As a public service college radio station, the format was largely musical, with some community access programming. Commercial-free, it received funding from the university.

In 1999 it moved to become an internet radio station. In 2000 and 2001, it split with its "sister station" SRTV (student-run television).

Its current mission statement in part "strives to promote independent music not available from other sources and works to help the San Diego Community as well."

The recording studio on its premises was used to record and broadcast live many independent bands such as aMiniature, Rookie Card, Skeletor, The Locust, Estradasphere, Dressy Bessy, The Robot Ate Me, Creedle, Sub Society, Milestone, etc.

Artists such as Lemmy from Motörhead, Björk, The Flaming Lips, The Meat Puppets, Screaming Trees, Mogwai, Fugazi, Madness and others have recorded station identifications for KSDT in the past.

== KSDT Sports ==
When UC San Diego began its transition to the Division I level of NCAA competition in 2020, KSDT began occasionally broadcasting live sporting events for UC San Diego athletics. For the 2023-24 school year, the station received funding to begin a formalized sports broadcasting program, complete with a director position and an internship. Through the founding of this program, KSDT's sports coverage grew to broadcasting every home game for NCAA sponsored team sports, a weekly sports show, and an independent social media presence for KSDT Sports.

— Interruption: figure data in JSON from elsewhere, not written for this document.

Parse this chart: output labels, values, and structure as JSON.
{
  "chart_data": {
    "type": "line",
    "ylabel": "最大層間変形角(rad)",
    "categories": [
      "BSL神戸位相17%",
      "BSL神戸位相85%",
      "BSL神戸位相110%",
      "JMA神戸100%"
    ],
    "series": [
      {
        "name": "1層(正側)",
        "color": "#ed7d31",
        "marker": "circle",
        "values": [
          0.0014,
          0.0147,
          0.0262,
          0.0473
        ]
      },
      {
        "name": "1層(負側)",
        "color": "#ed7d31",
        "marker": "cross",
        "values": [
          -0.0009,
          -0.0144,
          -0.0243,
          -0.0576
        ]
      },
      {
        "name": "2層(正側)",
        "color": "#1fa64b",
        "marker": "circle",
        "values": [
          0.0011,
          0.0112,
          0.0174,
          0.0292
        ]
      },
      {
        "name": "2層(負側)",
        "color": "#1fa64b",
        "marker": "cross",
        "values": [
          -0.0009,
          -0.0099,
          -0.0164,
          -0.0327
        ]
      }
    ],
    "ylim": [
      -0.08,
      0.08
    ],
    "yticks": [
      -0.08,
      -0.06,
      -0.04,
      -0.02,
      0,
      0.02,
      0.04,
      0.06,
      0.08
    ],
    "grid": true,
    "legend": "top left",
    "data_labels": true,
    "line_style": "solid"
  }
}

With the 2024-25 NCAA season being the first in which UC San Diego could qualify for postseason competition, the brand of KSDT Sports became a significant storyline in relation to the Triton men's basketball team when the broadcasting program organized upwards of 300 students to drive up to UC Irvine as a part of an event known as "Operation Invade Irvine" to attend the Tritons road game on February 8th, a game with major ramifications for both the Tritons and Anteaters in their season-long battle to win the Big West Conference and qualify to March Madness. After the Tritons won in dominant fashion, the night of both the fan invasion and game itself was declared the greatest night in UC San Diego sporting history.

The Tritons would go on to win the Big West regular season in men's basketball and qualify for their first ever March Madness in both men's and women's basketball. Both March Madness debuts were broadcast by KSDT Sports, despite the games taking place during finals week of winter quarter. In the post-game press conference after the men's team was eliminated, Naismith Defensive Player of the Year finalist and star guard Hayden Gray credited KSDT Sports with having shifted the fan culture at UC San Diego.